Students will engage with this resource to build core literacy skills — reading comprehension, writing craft, and oral language — grounded in the rich storytelling traditions of Aotearoa New Zealand and the literacy practices that empower rangatahi voice.

Ngā Paearu Angitū — Success Criteria

  • ✅ Students can apply the literacy skill or strategy featured in this resource with growing independence.
  • ✅ Students can connect this resource's literacy focus to authentic texts, contexts, or purposes from their own world.

Differentiation & Inclusion

Scaffold support: Provide sentence starters, word banks, or graphic organisers for entry-level access. Model think-alouds before independent tasks. Offer extension challenges that deepen analysis — for example, comparing the author's craft choices across two texts or writing an additional stanza or paragraph.
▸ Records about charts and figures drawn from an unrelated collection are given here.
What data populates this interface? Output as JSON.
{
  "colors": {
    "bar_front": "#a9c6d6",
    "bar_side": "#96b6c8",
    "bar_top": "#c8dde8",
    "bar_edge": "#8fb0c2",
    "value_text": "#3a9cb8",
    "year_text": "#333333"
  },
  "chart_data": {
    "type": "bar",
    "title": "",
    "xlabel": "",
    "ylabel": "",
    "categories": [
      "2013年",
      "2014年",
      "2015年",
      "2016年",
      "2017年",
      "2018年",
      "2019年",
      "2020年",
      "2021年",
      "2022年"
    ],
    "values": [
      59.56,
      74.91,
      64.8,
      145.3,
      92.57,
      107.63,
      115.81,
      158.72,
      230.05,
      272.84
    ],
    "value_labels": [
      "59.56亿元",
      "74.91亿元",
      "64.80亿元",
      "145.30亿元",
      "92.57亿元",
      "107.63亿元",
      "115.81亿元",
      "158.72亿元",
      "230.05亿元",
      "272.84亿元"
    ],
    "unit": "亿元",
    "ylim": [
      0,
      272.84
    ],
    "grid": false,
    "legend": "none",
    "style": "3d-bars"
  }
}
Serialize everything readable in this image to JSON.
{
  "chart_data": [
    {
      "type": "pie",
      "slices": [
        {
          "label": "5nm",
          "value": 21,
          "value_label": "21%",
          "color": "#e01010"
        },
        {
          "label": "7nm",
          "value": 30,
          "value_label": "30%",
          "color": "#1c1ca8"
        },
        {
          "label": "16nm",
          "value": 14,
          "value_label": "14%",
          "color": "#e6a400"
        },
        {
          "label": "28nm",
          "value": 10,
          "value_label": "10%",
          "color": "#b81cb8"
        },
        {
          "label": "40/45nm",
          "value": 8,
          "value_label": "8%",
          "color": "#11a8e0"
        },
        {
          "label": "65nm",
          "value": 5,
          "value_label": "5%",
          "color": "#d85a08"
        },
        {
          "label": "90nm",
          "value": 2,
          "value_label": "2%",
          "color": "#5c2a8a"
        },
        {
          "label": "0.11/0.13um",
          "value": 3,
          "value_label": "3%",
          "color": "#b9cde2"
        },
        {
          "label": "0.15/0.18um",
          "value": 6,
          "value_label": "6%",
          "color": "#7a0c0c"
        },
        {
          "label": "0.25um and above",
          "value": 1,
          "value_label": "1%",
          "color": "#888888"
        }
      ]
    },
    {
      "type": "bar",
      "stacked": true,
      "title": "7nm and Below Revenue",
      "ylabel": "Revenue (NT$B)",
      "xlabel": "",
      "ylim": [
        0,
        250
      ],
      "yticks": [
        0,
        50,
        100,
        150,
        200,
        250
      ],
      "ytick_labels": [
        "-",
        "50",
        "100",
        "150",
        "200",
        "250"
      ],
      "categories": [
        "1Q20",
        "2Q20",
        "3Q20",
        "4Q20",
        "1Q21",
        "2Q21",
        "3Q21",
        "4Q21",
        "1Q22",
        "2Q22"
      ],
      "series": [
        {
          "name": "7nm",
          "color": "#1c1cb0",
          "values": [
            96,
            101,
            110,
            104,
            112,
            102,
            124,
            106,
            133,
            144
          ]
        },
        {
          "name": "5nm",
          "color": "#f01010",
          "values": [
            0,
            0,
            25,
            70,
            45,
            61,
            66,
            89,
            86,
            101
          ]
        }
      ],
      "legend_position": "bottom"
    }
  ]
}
ELL / ESOL: Pre-teach key vocabulary before reading. Allow students to annotate in their home language first, then translate key ideas. Use shared reading and think-pair-share structures to lower the stakes for language production. Bilingual glossaries and visual text supports help bridge comprehension.

Inclusion: Chunk reading and writing tasks into manageable steps. Offer multimodal options — oral, visual, or digital — for students to demonstrate understanding. Neurodiverse learners benefit from clear task structures and explicit success criteria. Affirm diverse linguistic and cultural backgrounds as assets, not deficits.

Mātauranga Māori lens: Literacy in Te Ao Māori encompasses tātai kōrero (the arrangement of speech), waiata, whakataukī, and the deep art of kōrero — storytelling as knowledge transmission. Encourage students to see their own family stories and community knowledge as valid literacy texts. Karakia opens and closes learning with intention. Tātai kōrero honours the voice.

Prior knowledge: Adaptable across year levels. No specialist prior knowledge required for entry-level engagement. Teachers may wish to pre-read the resource and anticipate vocabulary that needs pre-teaching.